Les foucades les plus absurdes de son enfant gâté doivent être respectées à la lettre non seulement par l’entourage direct et la domesticité, mais par des partenaires commerciaux importants de son royaume. C’est ainsi qu’une révolution puis une guerre seront déclenchées après qu’une compagnie aérienne eut refusé d’improviser un looping en avion de ligne, pour répondre à un désir de la très jeune Altesse…

Or Abdallah est un héros de papier, et qui n’a pas encore l’âge de raison dans les aventures de Tintin. Aujourd’hui, il a passé la trentaine, il se fait appeler Hannibal; il est fait de chair, d’os, peut-être aussi d’intelligence. Sa petite voiture rouge du palais de Wadesdah est devenue un bolide qui fonce à 140 km à l’heure sur les Champs-Elysées.

 Il ne taquine plus Nestor, les Dupondt, Haddock ou Tournesol. Abdallah/Hannibal s’est échappé de l’univers impuni de la bande dessinée pour maltraiter au réel des domestiques tunisiens ou marocains - dans un hôtel de Genève. Une République où l’on applique la loi, un mot qui lui reste étranger, barbare.
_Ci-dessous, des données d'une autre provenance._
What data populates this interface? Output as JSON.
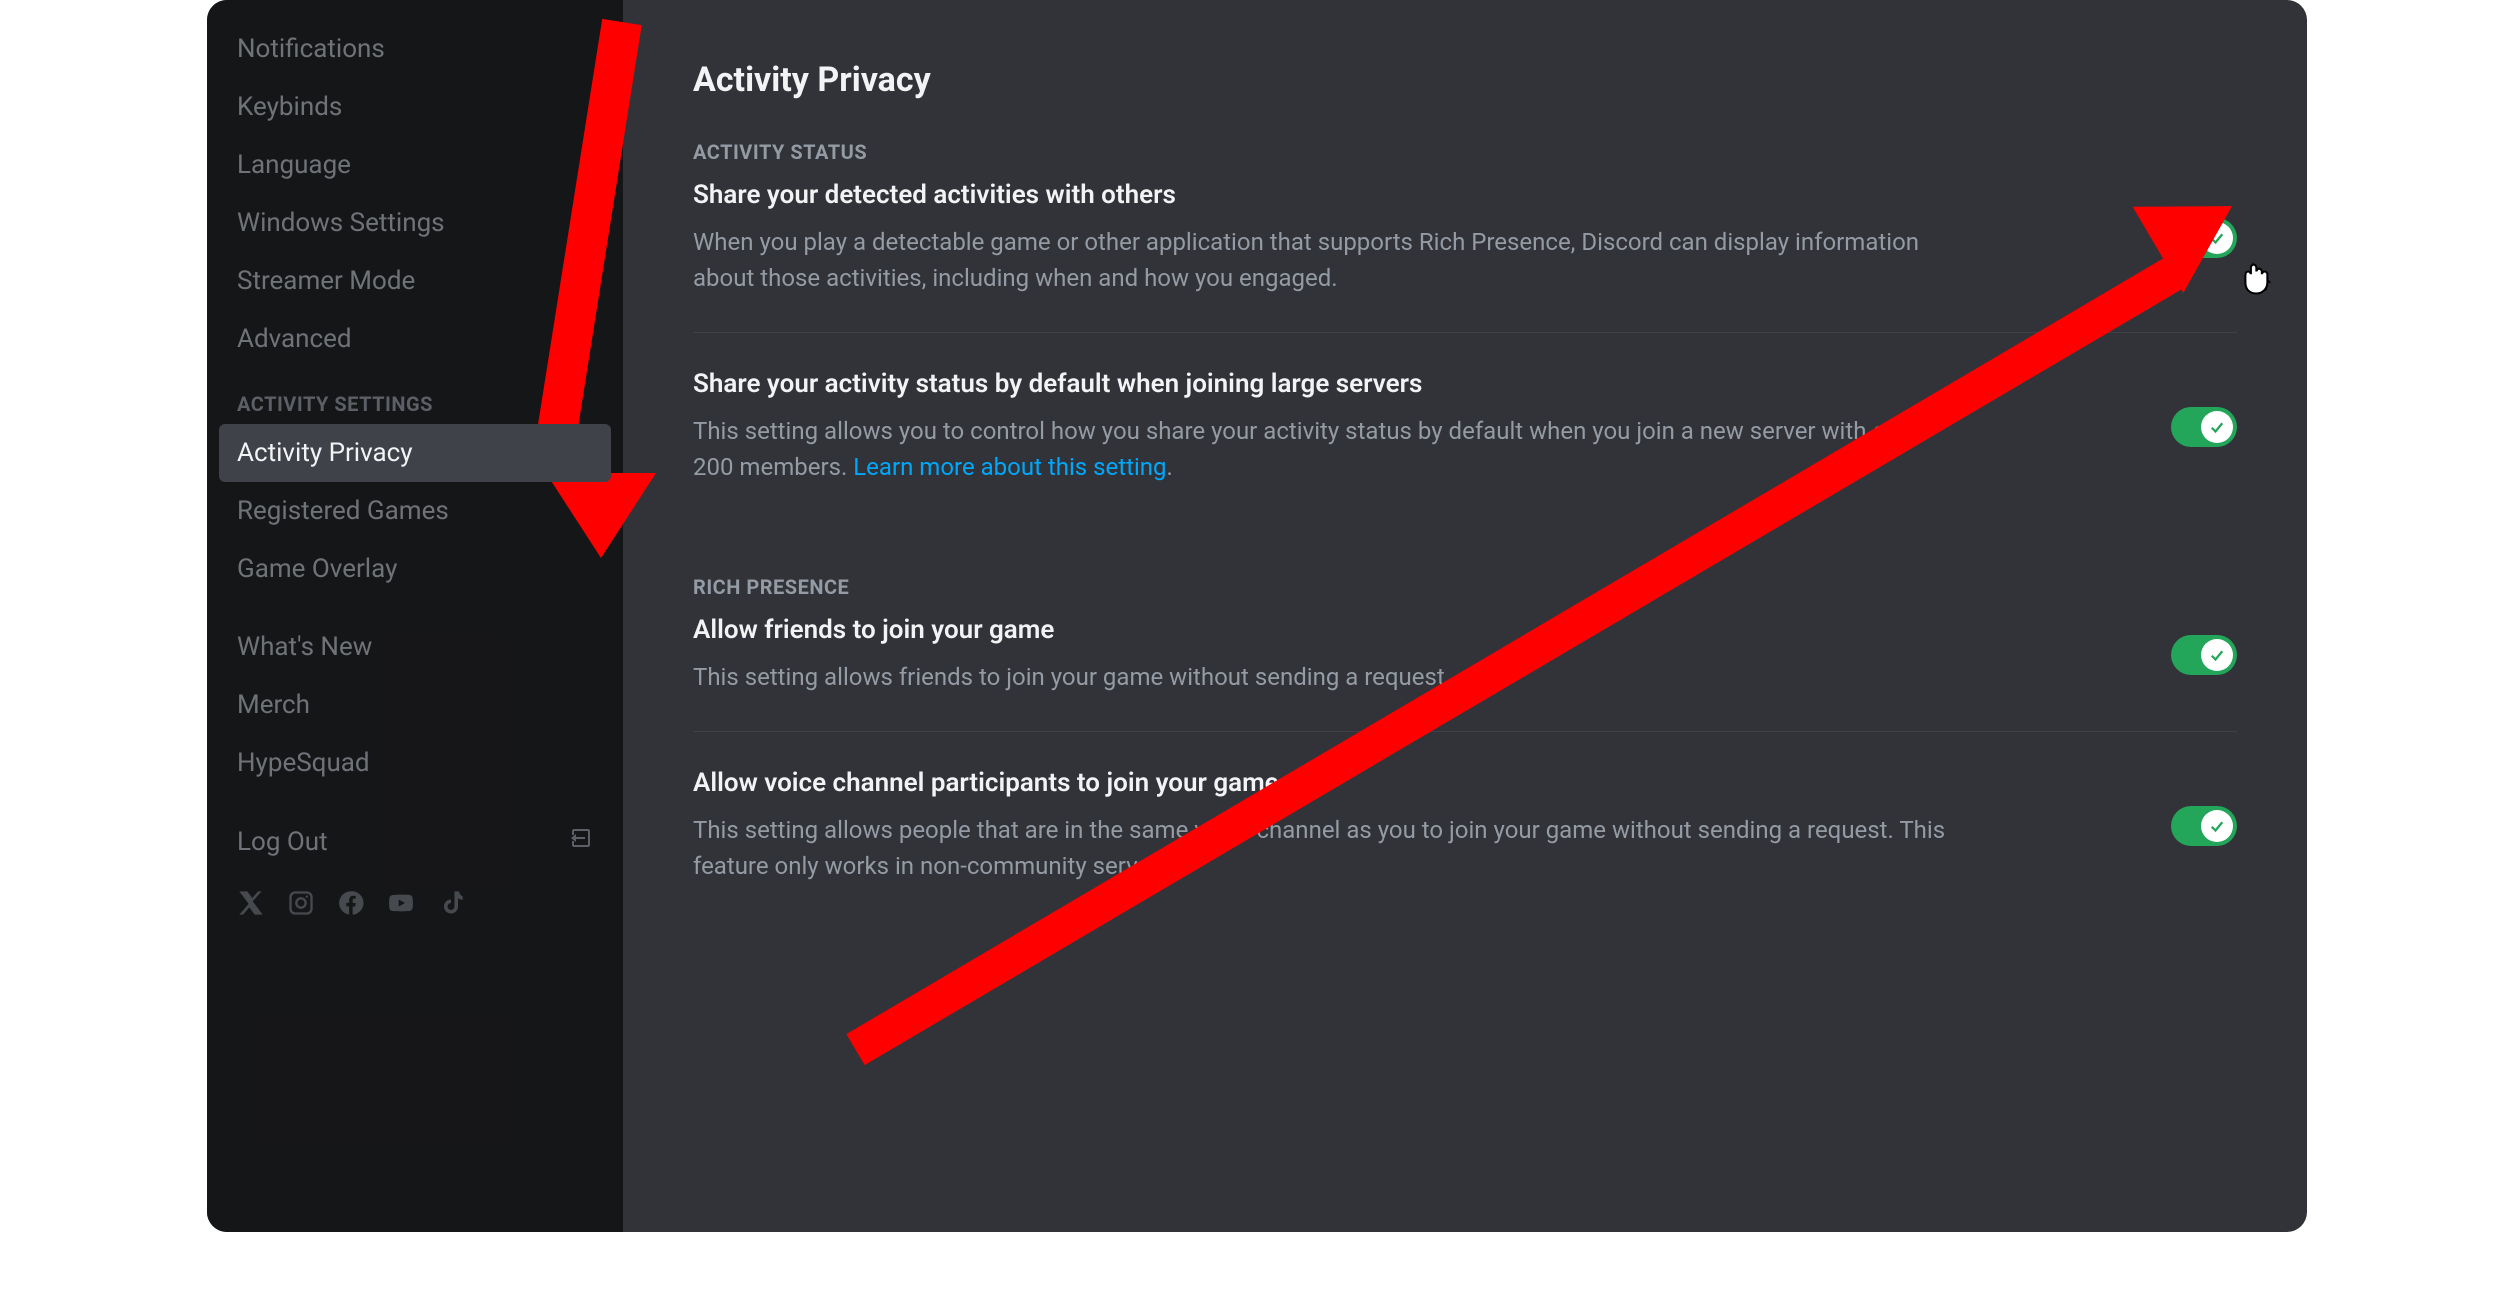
{
  "sidebar": {
    "items_top": [
      {
        "label": "Notifications"
      },
      {
        "label": "Keybinds"
      },
      {
        "label": "Language"
      },
      {
        "label": "Windows Settings"
      },
      {
        "label": "Streamer Mode"
      },
      {
        "label": "Advanced"
      }
    ],
    "activity_header": "ACTIVITY SETTINGS",
    "items_activity": [
      {
        "label": "Activity Privacy",
        "active": true
      },
      {
        "label": "Registered Games"
      },
      {
        "label": "Game Overlay"
      }
    ],
    "items_bottom": [
      {
        "label": "What's New"
      },
      {
        "label": "Merch"
      },
      {
        "label": "HypeSquad"
      }
    ],
    "logout_label": "Log Out"
  },
  "main": {
    "title": "Activity Privacy",
    "section1_header": "ACTIVITY STATUS",
    "setting1": {
      "title": "Share your detected activities with others",
      "desc": "When you play a detectable game or other application that supports Rich Presence, Discord can display information about those activities, including when and how you engaged."
    },
    "setting2": {
      "title": "Share your activity status by default when joining large servers",
      "desc_pre": "This setting allows you to control how you share your activity status by default when you join a new server with over 200 members. ",
      "link": "Learn more about this setting",
      "desc_post": "."
    },
    "section2_header": "RICH PRESENCE",
    "setting3": {
      "title": "Allow friends to join your game",
      "desc": "This setting allows friends to join your game without sending a request."
    },
    "setting4": {
      "title": "Allow voice channel participants to join your game",
      "desc": "This setting allows people that are in the same voice channel as you to join your game without sending a request. This feature only works in non-community servers."
    }
  }
}
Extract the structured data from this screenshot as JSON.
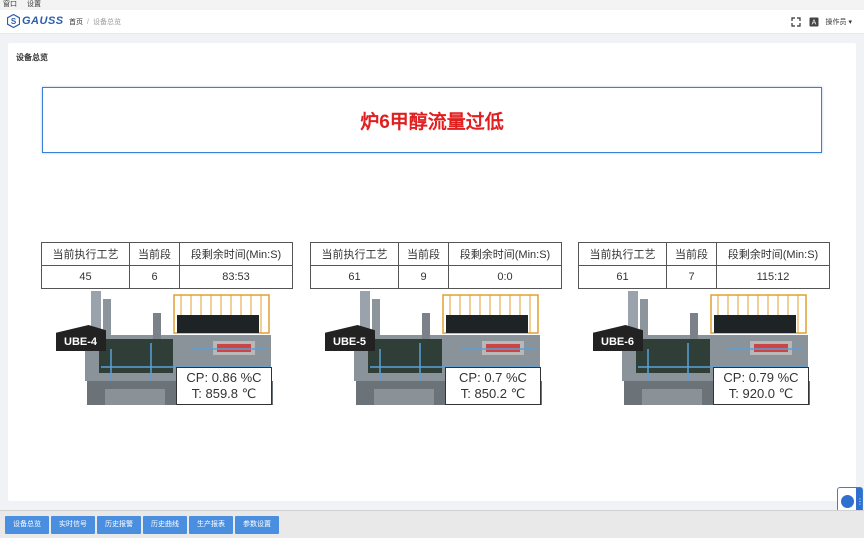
{
  "menubar": {
    "items": [
      "窗口",
      "设置"
    ]
  },
  "header": {
    "logo_text": "GAUSS",
    "breadcrumb": {
      "home": "首页",
      "separator": "/",
      "current": "设备总览"
    },
    "user_label": "操作员",
    "lang_badge": "A"
  },
  "panel": {
    "title": "设备总览"
  },
  "alarm": {
    "message": "炉6甲醇流量过低",
    "color": "#e02020"
  },
  "table_headers": {
    "process": "当前执行工艺",
    "segment": "当前段",
    "remaining": "段剩余时间(Min:S)"
  },
  "units": [
    {
      "name": "UBE-4",
      "process": "45",
      "segment": "6",
      "remaining": "83:53",
      "cp": "CP: 0.86 %C",
      "t": "T: 859.8 ℃"
    },
    {
      "name": "UBE-5",
      "process": "61",
      "segment": "9",
      "remaining": "0:0",
      "cp": "CP: 0.7 %C",
      "t": "T: 850.2 ℃"
    },
    {
      "name": "UBE-6",
      "process": "61",
      "segment": "7",
      "remaining": "115:12",
      "cp": "CP: 0.79 %C",
      "t": "T: 920.0 ℃"
    }
  ],
  "footer": {
    "buttons": [
      "设备总览",
      "实时信号",
      "历史报警",
      "历史曲线",
      "生产报表",
      "参数设置"
    ]
  },
  "colors": {
    "accent": "#4a8ee0",
    "alarm_border": "#3c7fd6"
  }
}
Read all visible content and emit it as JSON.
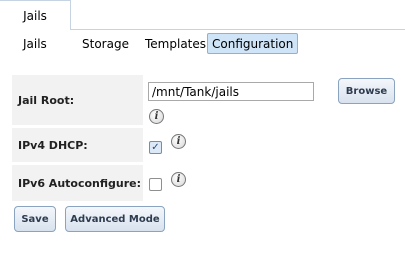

L’âge n’a guère tempéré son goût infantile des extravagances, ni son goût puérilissime de la rancune. Et son père continue de lui donner raison envers et contre tous. Quitte à déclencher derechef une guerre pour laver son honneur buté. Mais une guerre moderne cette fois, tricotée de chantages diplomatiques, de rétorsions économiques, de menaces énigmatiques.

C’est kif-kif. Sauf que ce papa-gâteau n’est pas émir d’un royaume fictif, mais le chef de la République de Libye. Un certain Muammar al-Kadhafi. Un monsieur qui accorde beaucoup d’importance à la dignité de sa famille, mais tout autant aux vicissitudes actuelles du prix du pétrole.